I commit myself to push myself to be self honest within my time given to entertainment where I do not waste this time and life given to me within things that hold no value.
When and as I see myself making up justifications for me to play games like making a difference “in-game” I stop myself and breathe and realize in that moment that this is my mind attempting to win me over into entertaining myself so I do not actually have to face myself here.
I commit myself to realize that if I were actually able to make a difference here in real life that that expression would naturally carry over into anything that I do, wherein playing a game would not be a point of escape.
I commit myself to see how I will go to long lengths to justify becoming preoccupied within games and television.
I commit myself to stop automatically allowing and accepting these patterns of preoccupation to exist within me with no introspection what so ever.
When and as I see myself living within a patterned life where games and media take the place of and represent relaxation within my experience, I stop and breathe and understand that if I am experiencing myself as needing to relax then obviously something within me must be wound tight.
I commit myself to understand that the physical body may require some rest after exertion but not to confuse this with a point of relaxation which in self honesty I can recognize that much of my relaxation is just dressed up laziness and unwillingness to apply myself.
I commit myself to stop the patterns of feelings where I need to be relaxed all the time.

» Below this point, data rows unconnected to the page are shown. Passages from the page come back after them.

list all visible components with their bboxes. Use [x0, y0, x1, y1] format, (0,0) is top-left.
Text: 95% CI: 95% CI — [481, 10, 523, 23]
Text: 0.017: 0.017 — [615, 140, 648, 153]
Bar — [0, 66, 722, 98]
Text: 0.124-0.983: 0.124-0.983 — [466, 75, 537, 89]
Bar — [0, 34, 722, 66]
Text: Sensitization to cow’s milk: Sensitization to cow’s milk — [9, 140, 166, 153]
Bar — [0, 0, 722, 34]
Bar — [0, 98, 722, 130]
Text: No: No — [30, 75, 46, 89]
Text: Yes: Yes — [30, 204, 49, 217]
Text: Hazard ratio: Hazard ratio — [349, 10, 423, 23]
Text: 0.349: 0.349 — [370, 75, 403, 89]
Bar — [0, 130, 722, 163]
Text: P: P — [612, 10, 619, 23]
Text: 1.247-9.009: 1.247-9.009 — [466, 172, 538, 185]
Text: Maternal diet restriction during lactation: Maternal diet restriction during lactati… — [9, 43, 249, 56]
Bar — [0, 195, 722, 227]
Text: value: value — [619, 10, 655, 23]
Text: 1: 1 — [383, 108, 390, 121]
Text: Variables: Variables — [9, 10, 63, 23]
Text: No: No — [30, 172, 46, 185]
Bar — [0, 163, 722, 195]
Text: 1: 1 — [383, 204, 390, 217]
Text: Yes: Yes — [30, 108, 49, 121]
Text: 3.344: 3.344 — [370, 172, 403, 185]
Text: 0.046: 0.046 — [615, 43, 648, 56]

I commit myself to see how this need to feel relaxed or unstressed is actually a unwillingness to experience anything that I believe is unpleasant.
When and as I see myself being caught up within a game or a tv show thinking that what I doing is wrong and wasting time, feeling guilty about what I am doing, I stop myself and breathe realizing that I am able to practice self awareness and self control in any moment by bringing myself back here in breathe.
I commit myself to live here in breathe even when I am partaking in playing a game or watching tv, where I am making a conscious choice to participate in a certain activity.
I commit myself to remove the charge that I have attached to these points of these activities being bad and waste of time and not stopping to consider the point of finding out who I am within these systems of games and television.
When and as I see myself getting pulled deeper into the games so easily where I do not want to stop or put a limit on the time that I am allotting to these this I stop and breathe and remind myself that while there is nothing wrong with playing a game or watching a show but if it keeps me from actually learning about me and applying myself within the process then there is a problem.
I commit myself to stick to self honest limits within how I approach me time within games, movies, and shows and realize that there is only so much time in a day and that I should be able to set some realistic guidelines and limits for how I conduct myself within a daily basis.
I commit myself to see how these patterns can keep me from really learning about and getting to know me on a more intimate basis.
When and as I see myself beating down on myself within these systems for not being able to seemingly do well withing this process I stop myself and breathe realizing that there is no sense in throwing myself in a pit for wanting to watch some tv, or play a game. Instead I commit myself to start doing so with awareness of what I am doing, am I here within this relationship the the now-ness of breathe in all that I am doing.
I commit myself to stop worrying about the effects that all of the tv screens may have on my body and not seeing how this fear is really based within a point of guilt about spending to much time in front of screens and electronics.
I commit myself to take responsibility within my own experience and to not accept or allow television or games to any more control me within my day to day life.